Alors que les demandes de dialogue et de concertation des membres de la société civile restent sans réponse, ces derniers décident aujourd’hui de lancer un processus de concertation et de propositions entre tous les acteurs, afin de montrer, expériences à l’appui, qu’il est possible d’accueillir dignement et autrement les migrants dans notre pays.

Cette Conférence nationale citoyenne se tiendra fin 2017.

470 organisations ont adressé le 15 juin dernier au président de la république et au gouvernement un « Appel à un changement radical de politique migratoire en France ».

Cet appel exprimait la volonté des signataires de voir s’engager une politique alternative, respectueuse des droits fondamentaux. Il demandait qu’il soit mis fin aux violences policières à l’encontre des personnes exilées ainsi qu’à l’intimidation de citoyen-ne-s et associations désigné-e-s comme coupables de « délit de solidarité ». Il réclamait, enfin, la tenue d’une large conférence nationale sur les questions migratoires.

Depuis plus de vingt ans, les gouvernements successifs perpétuent une politique de mise à l’écart et d’exclusion. Des milliers d’enfants, de femmes et d’hommes qui ont réussi à atteindre l’Europe, dont la France, souvent au risque de leur vie, voient leurs droits les plus fondamentaux méprisés. Ils et elles sont relégué-e-s, maintenu-e-s dans la précarité, enfermé-e-s, expulsé-e-s, parfois vers des pays où ils et elles sont en danger de mort.
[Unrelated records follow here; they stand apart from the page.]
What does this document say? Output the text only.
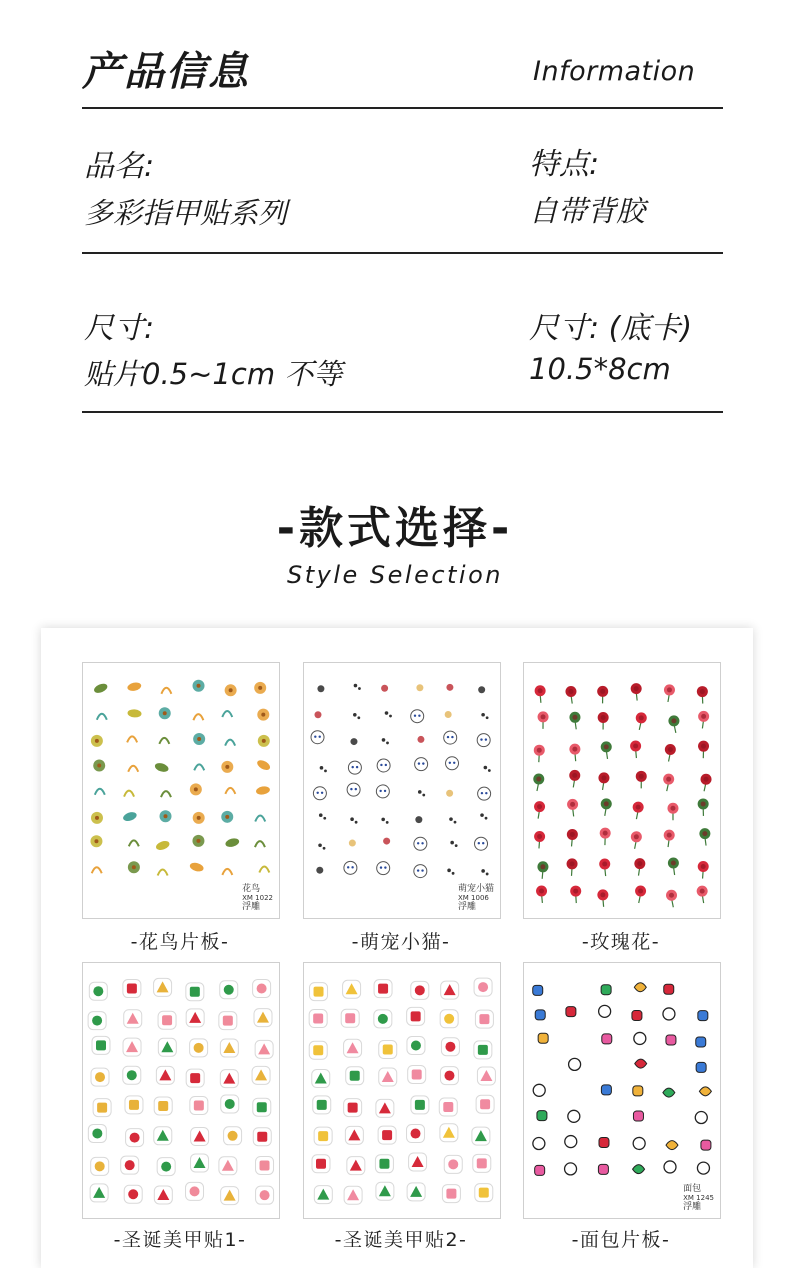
产品信息	Information
品名:
多彩指甲贴系列
特点:
自带背胶
尺寸:
贴片0.5~1cm 不等
尺寸: (底卡)
10.5*8cm
-款式选择-
Style Selection
花鸟
XM 1022
浮雕
-花鸟片板-
萌宠小猫
XM 1006
浮雕
-萌宠小猫-	-玫瑰花-
-圣诞美甲贴1-	-圣诞美甲贴2-
面包
XM 1245
浮雕
-面包片板-
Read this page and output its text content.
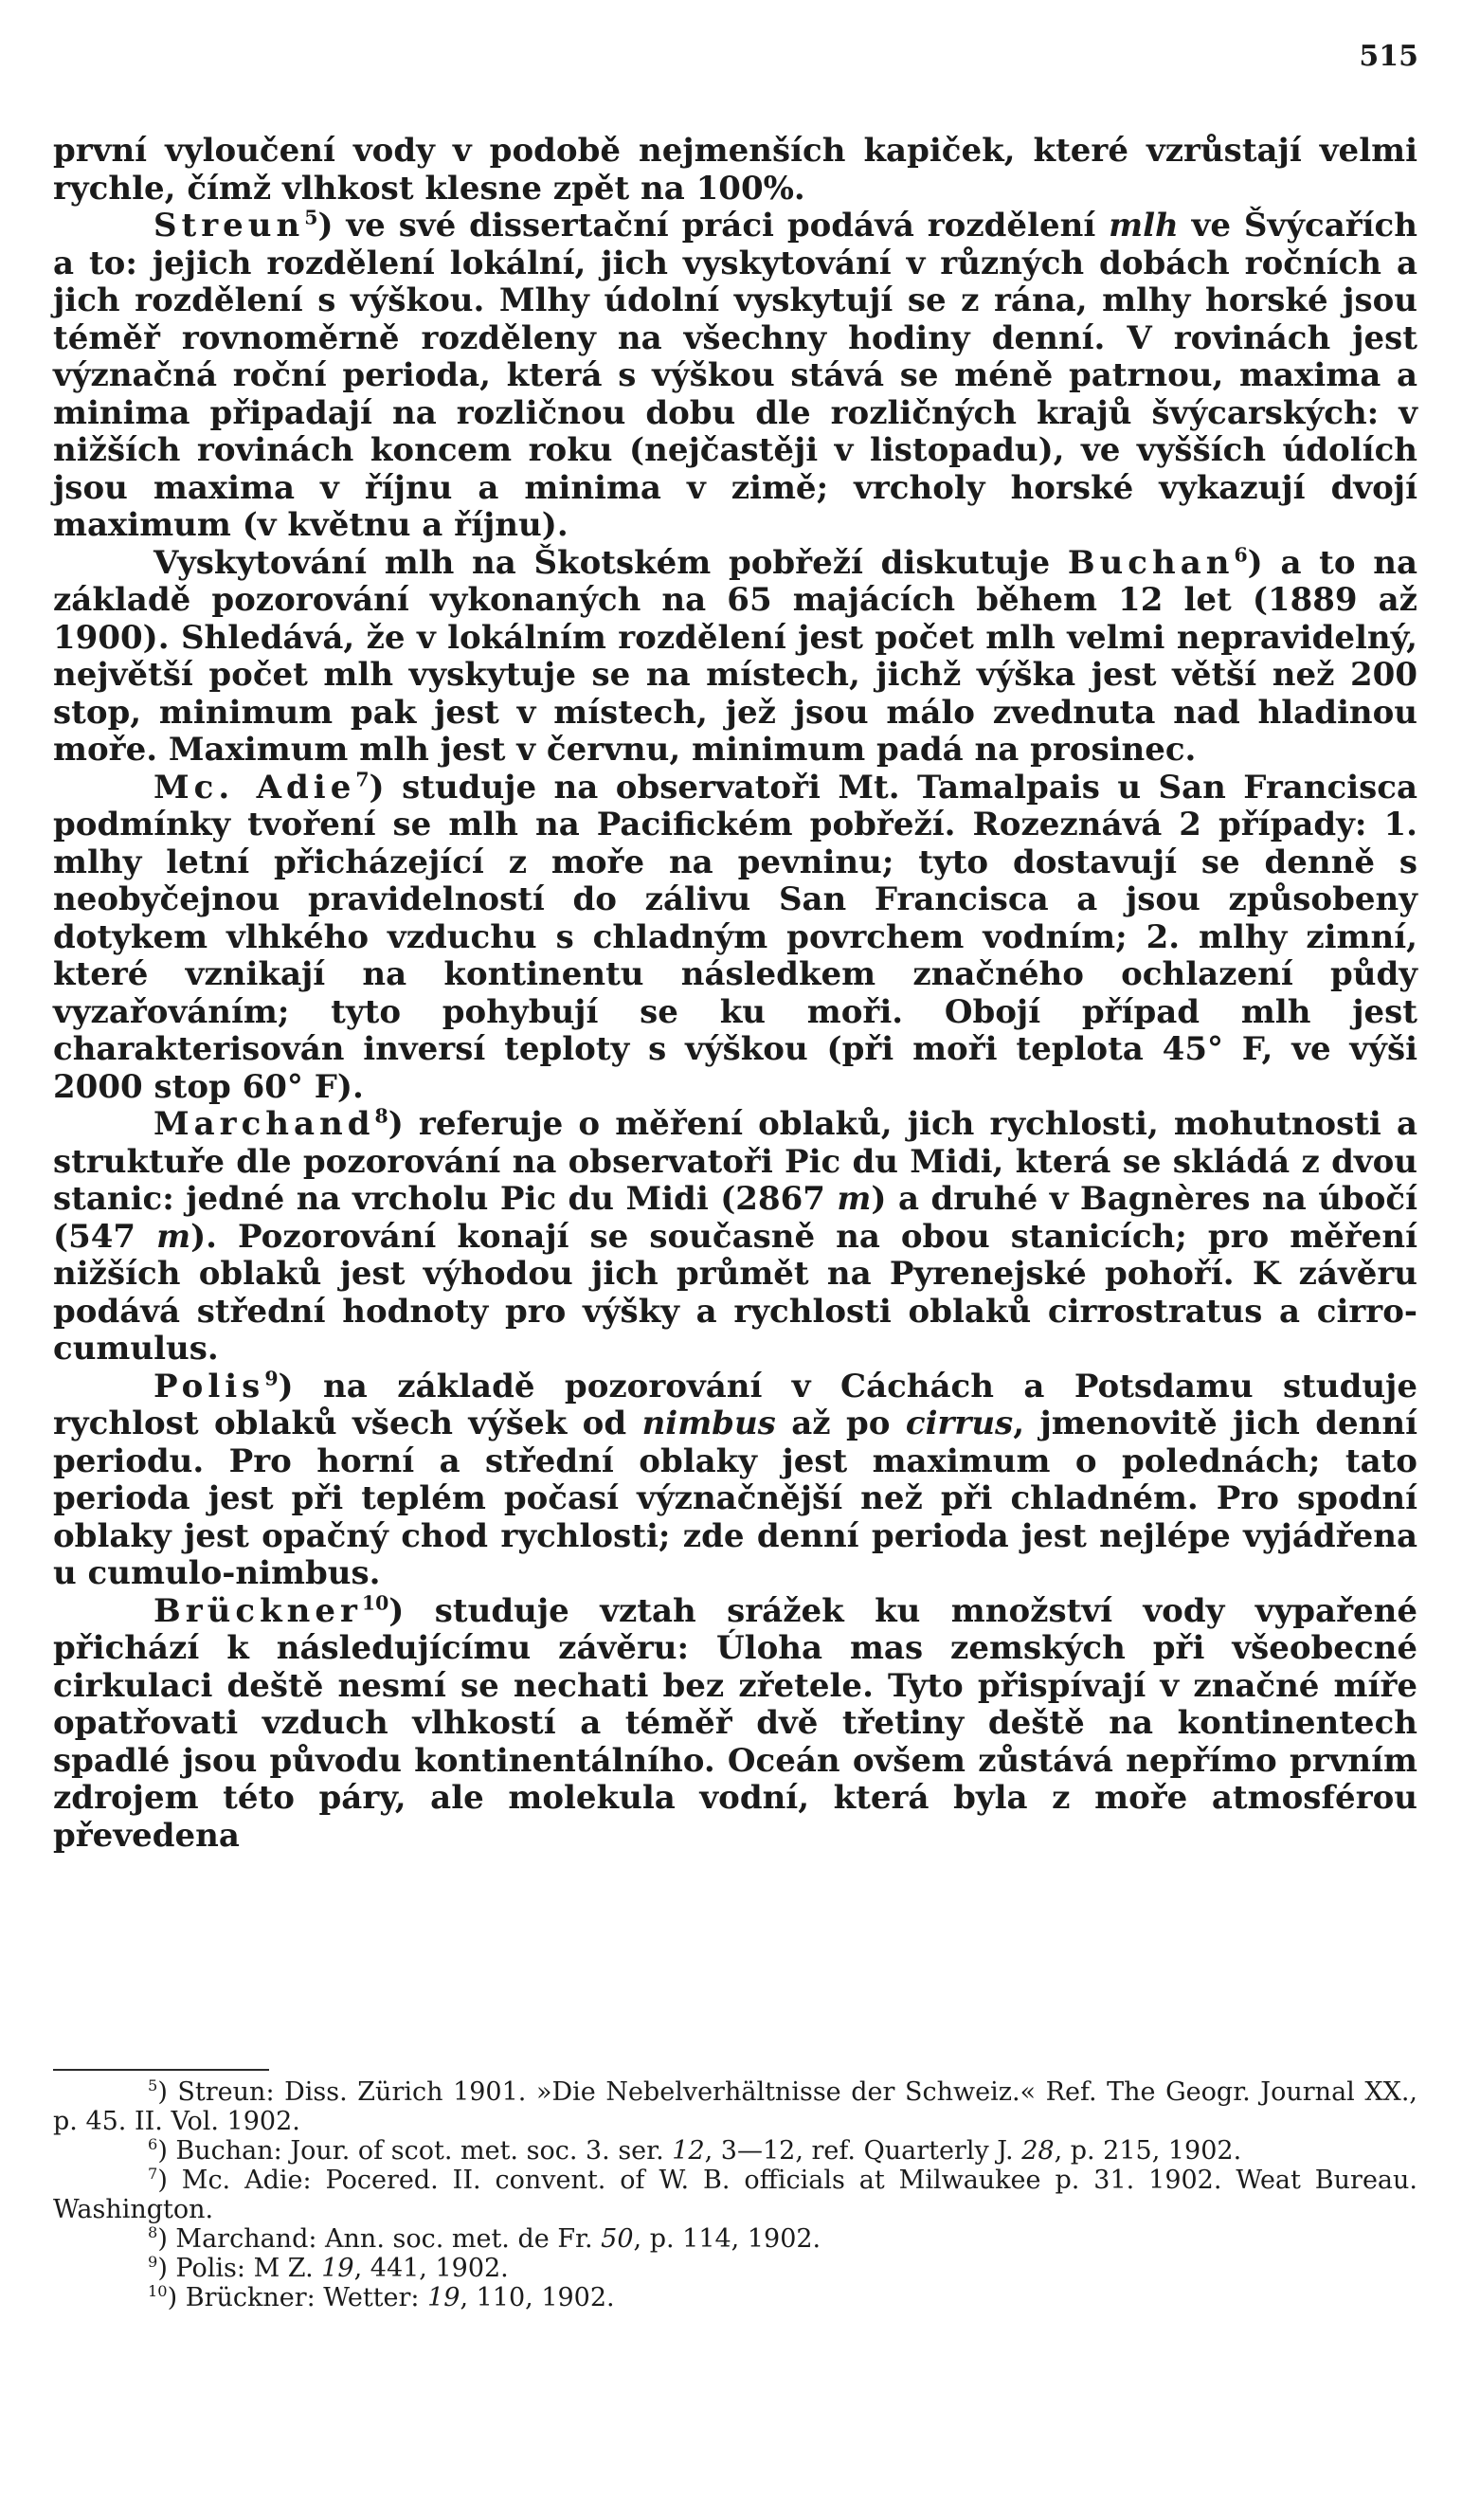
515

první vyloučení vody v podobě nejmenších kapiček, které vzrůstají velmi rychle, čímž vlhkost klesne zpět na 100%.

Streun$^5$) ve své dissertační práci podává rozdělení mlh ve Švýcařích a to: jejich rozdělení lokální, jich vyskytování v různých dobách ročních a jich rozdělení s výškou. Mlhy údolní vyskytují se z rána, mlhy horské jsou téměř rovnoměrně rozděleny na všechny hodiny denní. V rovinách jest význačná roční perioda, která s výškou stává se méně patrnou, maxima a minima připadají na rozličnou dobu dle rozličných krajů švýcarských: v nižších rovinách koncem roku (nejčastěji v listopadu), ve vyšších údolích jsou maxima v říjnu a minima v zimě; vrcholy horské vykazují dvojí maximum (v květnu a říjnu).

Vyskytování mlh na Škotském pobřeží diskutuje Buchan$^6$) a to na základě pozorování vykonaných na 65 majácích během 12 let (1889 až 1900). Shledává, že v lokálním rozdělení jest počet mlh velmi nepravidelný, největší počet mlh vyskytuje se na místech, jichž výška jest větší než 200 stop, minimum pak jest v místech, jež jsou málo zvednuta nad hladinou moře. Maximum mlh jest v červnu, minimum padá na prosinec.

Mc. Adie$^7$) studuje na observatoři Mt. Tamalpais u San Francisca podmínky tvoření se mlh na Pacifickém pobřeží. Rozeznává 2 případy: 1. mlhy letní přicházející z moře na pevninu; tyto dostavují se denně s neobyčejnou pravidelností do zálivu San Francisca a jsou způsobeny dotykem vlhkého vzduchu s chladným povrchem vodním; 2. mlhy zimní, které vznikají na kontinentu následkem značného ochlazení půdy vyzařováním; tyto pohybují se ku moři. Obojí případ mlh jest charakterisován inversí teploty s výškou (při moři teplota 45° F, ve výši 2000 stop 60° F).

Marchand$^8$) referuje o měření oblaků, jich rychlosti, mohutnosti a struktuře dle pozorování na observatoři Pic du Midi, která se skládá z dvou stanic: jedné na vrcholu Pic du Midi (2867 m) a druhé v Bagnères na úbočí (547 m). Pozorování konají se současně na obou stanicích; pro měření nižších oblaků jest výhodou jich průmět na Pyrenejské pohoří. K závěru podává střední hodnoty pro výšky a rychlosti oblaků cirrostratus a cirro-cumulus.

Polis$^9$) na základě pozorování v Cáchách a Potsdamu studuje rychlost oblaků všech výšek od nimbus až po cirrus, jmenovitě jich denní periodu. Pro horní a střední oblaky jest maximum o polednách; tato perioda jest při teplém počasí význačnější než při chladném. Pro spodní oblaky jest opačný chod rychlosti; zde denní perioda jest nejlépe vyjádřena u cumulo-nimbus.

Brückner$^{10}$) studuje vztah srážek ku množství vody vypařené přichází k následujícímu závěru: Úloha mas zemských při všeobecné cirkulaci deště nesmí se nechati bez zřetele. Tyto přispívají v značné míře opatřovati vzduch vlhkostí a téměř dvě třetiny deště na kontinentech spadlé jsou původu kontinentálního. Oceán ovšem zůstává nepřímo prvním zdrojem této páry, ale molekula vodní, která byla z moře atmosférou převedena

$^5$) Streun: Diss. Zürich 1901. »Die Nebelverhältnisse der Schweiz.« Ref. The Geogr. Journal XX., p. 45. II. Vol. 1902.

$^6$) Buchan: Jour. of scot. met. soc. 3. ser. 12, 3—12, ref. Quarterly J. 28, p. 215, 1902.

$^7$) Mc. Adie: Pocered. II. convent. of W. B. officials at Milwaukee p. 31. 1902. Weat Bureau. Washington.

$^8$) Marchand: Ann. soc. met. de Fr. 50, p. 114, 1902.

$^9$) Polis: M Z. 19, 441, 1902.

$^{10}$) Brückner: Wetter: 19, 110, 1902.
Face à cette situation, des dizaines de milliers de personnes solidaires et des centaines d’associations œuvrent au quotidien et pourvoient au plus urgent. Mais ni leur expertise d’acteur de terrain ni leur volonté citoyenne d’agir pour un accueil digne ne sont reconnues par les pouvoirs publics. Au contraire, ces personnes et associations voient leur action entravée, quand elles ne sont pas traitées comme des délinquantes et poursuivies pénalement.

Le « plan migrants », présenté ces jours derniers par le gouvernement, décidé en quelques semaines, n’est en rien le fruit d’une concertation, encore moins de la réflexion nationale que nous voulons. En outre il est loin d’aller dans le sens de la politique d’hospitalité, de respect du droit d’asile et plus largement de respect des droits humains que nous revendiquons. Non seulement il ne rompt avec aucune des précédentes politiques migratoires, mais il nous enferme encore davantage dans une approche sécuritaire, opposant réfugié-e-s et migrant-e-s, en particulier ceux et celles qualifié-e-s d’« économiques ».

Nous réitérons donc notre appel au lancement d’une conférence nationale sur les migrations, permettant de poser une analyse précise et éclairée de l’accueil des étrangers en France et d’envisager sereinement les façons de construire une politique respectueuse des obligations de la France en matière d’accueil et de respect des droits humains.

Des espaces de débat public ont été ouverts sur d’autres thématiques dans le passé, comme le Grenelle de l’environnement ou les conférences sociales. Nous ne les idéalisons pas, mais nous savons d’expérience que cela a permis aux responsables politiques de s’appuyer sur l’expertise des acteurs de la société civile, des collectivités locales, des chercheur-se-s, pour déboucher sur des propositions d’action nourries de cette concertation.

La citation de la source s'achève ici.